The Null hypothesis of "No Effect" can be re-written as:
##### H0: "Proportion of Colds among Placebo users = Prop. of Colds among Vitamin C users"

If H0 is true we could estimate the common proportion P of colds by

### EP = (total no. of colds) / (total no. of Skiers) = 0.17

The z test statistic is then given by:
### z = (obs. difference)/ SE

Where
### (obs. difference) = 31/140 - 17/139 = 0.1

and the SE for the difference is given by the sqrt-law:
### SQRT( EP*(1-EP)*(1/140 + 1/139) ) = 4.57e-4

Therefore the observed test statistic is:
### z = 0.1 / 4.57e-4 = 2.19

From the normal table we obtain the area between -2.19 and 2.19 to be about
97.2%. This means that the tail area from 2.19 to the right is (100%-97.2%)/2
or about 1.4%
We conclude that there is evidence in the observed data against the NULL
hypothesis that "Vitamin C" has no effect on Colds. The p-value is 1.4%.
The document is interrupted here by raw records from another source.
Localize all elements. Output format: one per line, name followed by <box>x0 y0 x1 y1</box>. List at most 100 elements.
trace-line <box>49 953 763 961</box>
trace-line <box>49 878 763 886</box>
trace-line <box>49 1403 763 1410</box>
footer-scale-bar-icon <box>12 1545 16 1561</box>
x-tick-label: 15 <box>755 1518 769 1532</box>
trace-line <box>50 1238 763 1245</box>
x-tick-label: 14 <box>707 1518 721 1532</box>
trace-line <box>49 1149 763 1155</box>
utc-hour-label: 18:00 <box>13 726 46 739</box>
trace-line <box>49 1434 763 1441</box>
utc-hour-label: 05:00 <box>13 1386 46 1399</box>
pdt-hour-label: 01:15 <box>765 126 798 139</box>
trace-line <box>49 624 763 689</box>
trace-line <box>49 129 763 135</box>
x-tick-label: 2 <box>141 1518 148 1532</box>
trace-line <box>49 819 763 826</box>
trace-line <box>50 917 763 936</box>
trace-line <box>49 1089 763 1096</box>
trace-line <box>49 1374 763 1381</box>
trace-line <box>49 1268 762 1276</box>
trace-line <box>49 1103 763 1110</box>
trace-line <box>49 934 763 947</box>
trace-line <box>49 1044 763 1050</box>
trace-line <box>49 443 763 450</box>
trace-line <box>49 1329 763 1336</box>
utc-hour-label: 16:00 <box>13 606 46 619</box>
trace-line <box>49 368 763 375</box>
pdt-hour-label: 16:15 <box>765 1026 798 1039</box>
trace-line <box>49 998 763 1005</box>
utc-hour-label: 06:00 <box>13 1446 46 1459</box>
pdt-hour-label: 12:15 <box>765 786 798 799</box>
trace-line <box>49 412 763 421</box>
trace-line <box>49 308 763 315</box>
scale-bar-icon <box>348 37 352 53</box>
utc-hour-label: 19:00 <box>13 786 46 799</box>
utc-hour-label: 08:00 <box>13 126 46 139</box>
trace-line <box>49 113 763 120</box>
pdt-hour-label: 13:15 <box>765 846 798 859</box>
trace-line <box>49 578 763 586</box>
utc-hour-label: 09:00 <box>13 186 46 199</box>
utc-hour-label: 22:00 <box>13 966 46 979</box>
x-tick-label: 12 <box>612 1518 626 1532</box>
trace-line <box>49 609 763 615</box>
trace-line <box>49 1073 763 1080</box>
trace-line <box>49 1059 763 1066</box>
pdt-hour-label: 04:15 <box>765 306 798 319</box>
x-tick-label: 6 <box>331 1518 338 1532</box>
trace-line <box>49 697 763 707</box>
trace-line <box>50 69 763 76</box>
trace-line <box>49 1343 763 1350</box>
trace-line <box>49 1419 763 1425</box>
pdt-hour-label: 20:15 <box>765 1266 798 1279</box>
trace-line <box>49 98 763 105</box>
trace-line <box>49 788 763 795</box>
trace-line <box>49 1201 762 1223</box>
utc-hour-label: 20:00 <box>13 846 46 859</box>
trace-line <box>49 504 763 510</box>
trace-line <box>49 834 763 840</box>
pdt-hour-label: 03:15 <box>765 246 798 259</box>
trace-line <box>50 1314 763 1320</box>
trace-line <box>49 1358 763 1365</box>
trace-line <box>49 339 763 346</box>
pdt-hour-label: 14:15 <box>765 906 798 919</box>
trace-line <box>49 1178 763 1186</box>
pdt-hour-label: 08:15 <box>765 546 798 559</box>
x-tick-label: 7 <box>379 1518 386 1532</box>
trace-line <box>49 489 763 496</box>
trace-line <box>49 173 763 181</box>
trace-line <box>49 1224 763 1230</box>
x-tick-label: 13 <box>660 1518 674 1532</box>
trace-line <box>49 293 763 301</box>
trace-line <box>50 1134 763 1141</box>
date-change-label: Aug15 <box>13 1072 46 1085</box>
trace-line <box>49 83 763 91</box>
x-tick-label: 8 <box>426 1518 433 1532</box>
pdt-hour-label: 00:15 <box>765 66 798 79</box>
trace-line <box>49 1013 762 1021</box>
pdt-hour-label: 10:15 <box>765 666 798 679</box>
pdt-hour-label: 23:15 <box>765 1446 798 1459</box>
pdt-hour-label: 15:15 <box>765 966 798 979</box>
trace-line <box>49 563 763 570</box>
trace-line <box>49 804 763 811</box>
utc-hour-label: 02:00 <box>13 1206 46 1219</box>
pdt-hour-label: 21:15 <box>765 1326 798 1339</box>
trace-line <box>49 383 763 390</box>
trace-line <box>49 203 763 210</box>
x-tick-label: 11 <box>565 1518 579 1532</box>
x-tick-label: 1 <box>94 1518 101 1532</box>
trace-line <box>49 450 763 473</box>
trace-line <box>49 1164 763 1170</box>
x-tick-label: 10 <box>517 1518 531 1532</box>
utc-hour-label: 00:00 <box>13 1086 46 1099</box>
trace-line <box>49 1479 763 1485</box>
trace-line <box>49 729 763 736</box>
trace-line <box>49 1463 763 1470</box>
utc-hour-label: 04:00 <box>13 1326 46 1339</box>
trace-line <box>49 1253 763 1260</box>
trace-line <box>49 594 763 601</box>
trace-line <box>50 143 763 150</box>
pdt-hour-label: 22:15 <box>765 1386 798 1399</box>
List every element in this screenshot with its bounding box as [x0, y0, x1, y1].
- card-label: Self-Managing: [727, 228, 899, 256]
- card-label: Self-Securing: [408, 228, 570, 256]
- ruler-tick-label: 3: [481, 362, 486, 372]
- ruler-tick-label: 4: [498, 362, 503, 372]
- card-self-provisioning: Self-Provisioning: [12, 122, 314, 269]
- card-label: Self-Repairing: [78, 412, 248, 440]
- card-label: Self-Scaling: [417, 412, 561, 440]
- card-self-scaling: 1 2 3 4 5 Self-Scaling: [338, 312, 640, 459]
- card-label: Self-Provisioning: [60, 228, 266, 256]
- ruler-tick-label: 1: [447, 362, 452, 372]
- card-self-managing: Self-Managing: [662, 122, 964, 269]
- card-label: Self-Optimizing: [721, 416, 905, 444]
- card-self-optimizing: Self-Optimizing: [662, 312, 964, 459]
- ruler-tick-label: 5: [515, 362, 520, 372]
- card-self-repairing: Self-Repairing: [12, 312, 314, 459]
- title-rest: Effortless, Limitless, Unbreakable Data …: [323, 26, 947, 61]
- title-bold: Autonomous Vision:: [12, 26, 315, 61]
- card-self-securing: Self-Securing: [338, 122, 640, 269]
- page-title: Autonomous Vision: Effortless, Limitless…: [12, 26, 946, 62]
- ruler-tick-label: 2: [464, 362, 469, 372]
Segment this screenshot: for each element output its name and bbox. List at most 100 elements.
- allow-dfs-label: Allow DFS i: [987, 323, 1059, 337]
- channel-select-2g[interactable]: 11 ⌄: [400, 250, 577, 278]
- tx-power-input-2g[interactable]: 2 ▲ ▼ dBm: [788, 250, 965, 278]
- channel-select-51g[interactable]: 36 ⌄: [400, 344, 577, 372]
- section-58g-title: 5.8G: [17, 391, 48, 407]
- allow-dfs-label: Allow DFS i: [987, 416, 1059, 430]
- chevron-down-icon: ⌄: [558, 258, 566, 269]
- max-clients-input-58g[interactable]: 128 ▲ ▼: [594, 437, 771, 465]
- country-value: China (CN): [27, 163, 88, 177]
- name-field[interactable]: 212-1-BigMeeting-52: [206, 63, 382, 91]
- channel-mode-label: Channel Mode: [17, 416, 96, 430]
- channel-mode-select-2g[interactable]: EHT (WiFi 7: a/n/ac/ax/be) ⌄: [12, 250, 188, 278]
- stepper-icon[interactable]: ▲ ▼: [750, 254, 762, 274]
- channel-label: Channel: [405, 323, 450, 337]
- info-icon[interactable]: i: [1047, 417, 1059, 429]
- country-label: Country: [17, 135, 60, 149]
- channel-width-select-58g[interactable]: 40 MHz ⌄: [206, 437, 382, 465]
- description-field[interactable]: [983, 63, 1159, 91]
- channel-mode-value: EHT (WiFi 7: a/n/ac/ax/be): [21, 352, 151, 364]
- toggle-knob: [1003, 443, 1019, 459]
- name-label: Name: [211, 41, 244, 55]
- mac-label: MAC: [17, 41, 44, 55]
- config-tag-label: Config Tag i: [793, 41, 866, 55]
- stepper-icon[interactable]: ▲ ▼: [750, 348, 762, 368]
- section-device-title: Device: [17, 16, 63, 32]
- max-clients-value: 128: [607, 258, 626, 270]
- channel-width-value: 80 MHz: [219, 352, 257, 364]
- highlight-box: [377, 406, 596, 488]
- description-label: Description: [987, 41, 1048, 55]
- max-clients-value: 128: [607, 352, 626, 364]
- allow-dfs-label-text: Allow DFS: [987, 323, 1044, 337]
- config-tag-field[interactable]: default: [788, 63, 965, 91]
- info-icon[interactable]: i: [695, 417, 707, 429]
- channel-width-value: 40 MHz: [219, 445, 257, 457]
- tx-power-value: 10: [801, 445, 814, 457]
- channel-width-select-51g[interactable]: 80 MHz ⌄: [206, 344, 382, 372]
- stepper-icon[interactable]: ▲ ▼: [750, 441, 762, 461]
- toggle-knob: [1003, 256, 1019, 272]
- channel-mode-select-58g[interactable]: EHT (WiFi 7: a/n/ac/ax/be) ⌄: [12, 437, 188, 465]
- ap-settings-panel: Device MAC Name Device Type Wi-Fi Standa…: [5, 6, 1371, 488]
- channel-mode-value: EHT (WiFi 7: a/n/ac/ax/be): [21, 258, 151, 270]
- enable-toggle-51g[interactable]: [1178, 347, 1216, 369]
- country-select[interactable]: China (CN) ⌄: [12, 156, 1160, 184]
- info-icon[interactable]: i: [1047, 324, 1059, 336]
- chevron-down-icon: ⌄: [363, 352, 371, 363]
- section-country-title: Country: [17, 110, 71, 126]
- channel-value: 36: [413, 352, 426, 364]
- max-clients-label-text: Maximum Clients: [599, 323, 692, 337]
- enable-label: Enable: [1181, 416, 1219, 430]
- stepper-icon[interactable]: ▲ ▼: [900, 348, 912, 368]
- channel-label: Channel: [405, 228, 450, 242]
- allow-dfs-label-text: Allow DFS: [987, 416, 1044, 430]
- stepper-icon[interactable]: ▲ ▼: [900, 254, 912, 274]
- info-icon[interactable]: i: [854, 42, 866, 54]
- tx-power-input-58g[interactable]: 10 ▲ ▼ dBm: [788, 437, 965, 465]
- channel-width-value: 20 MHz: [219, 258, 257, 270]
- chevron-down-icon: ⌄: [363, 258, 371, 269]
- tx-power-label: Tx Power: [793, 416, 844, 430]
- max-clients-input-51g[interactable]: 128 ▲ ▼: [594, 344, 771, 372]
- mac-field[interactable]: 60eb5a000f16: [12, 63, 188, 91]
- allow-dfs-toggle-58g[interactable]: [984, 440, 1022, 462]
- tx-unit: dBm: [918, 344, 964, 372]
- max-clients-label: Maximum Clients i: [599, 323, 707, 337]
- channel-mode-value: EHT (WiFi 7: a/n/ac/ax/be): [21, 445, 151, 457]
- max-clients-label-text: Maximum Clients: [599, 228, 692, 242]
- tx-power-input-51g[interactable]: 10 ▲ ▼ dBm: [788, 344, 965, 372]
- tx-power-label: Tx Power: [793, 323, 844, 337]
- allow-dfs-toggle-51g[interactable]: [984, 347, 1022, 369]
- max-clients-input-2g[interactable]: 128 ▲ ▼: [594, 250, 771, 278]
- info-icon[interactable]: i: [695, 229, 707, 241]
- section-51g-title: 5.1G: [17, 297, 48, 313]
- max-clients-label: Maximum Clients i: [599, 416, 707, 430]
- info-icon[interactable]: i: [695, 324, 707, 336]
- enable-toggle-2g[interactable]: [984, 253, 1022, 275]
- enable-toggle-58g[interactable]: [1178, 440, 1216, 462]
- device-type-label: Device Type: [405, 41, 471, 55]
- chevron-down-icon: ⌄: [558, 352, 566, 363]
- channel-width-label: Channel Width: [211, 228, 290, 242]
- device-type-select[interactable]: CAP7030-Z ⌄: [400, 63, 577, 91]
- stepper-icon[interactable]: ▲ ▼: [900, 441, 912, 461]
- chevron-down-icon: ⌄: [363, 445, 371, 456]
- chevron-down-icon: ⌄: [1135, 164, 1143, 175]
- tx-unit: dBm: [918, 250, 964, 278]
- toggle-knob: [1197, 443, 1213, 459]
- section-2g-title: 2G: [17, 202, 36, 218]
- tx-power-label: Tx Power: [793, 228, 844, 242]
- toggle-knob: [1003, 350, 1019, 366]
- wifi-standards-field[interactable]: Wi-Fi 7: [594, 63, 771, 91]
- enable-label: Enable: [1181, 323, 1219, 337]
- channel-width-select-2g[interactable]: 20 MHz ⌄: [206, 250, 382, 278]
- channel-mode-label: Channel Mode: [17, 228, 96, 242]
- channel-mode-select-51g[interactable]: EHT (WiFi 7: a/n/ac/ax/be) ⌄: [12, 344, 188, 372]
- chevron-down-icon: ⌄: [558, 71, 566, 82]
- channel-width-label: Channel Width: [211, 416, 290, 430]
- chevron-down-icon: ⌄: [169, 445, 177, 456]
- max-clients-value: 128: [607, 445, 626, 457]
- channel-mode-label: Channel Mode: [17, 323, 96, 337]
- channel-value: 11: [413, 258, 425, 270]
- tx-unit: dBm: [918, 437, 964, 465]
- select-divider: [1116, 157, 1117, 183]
## Solution Using the Chi-square Test

Expected table under independence (the null)

Cold No Cold Totals
Placebo 24.1 115.9 140
Vitamin C 23.9 115.1 139
Totals 48 231 279

Therefore: Chi-square = 4.8 , and the p-value from the Chi-square
table with 1 degree of freedom is less than 5% so we reject the
null. We conclude that vitamin C shows a significant effect.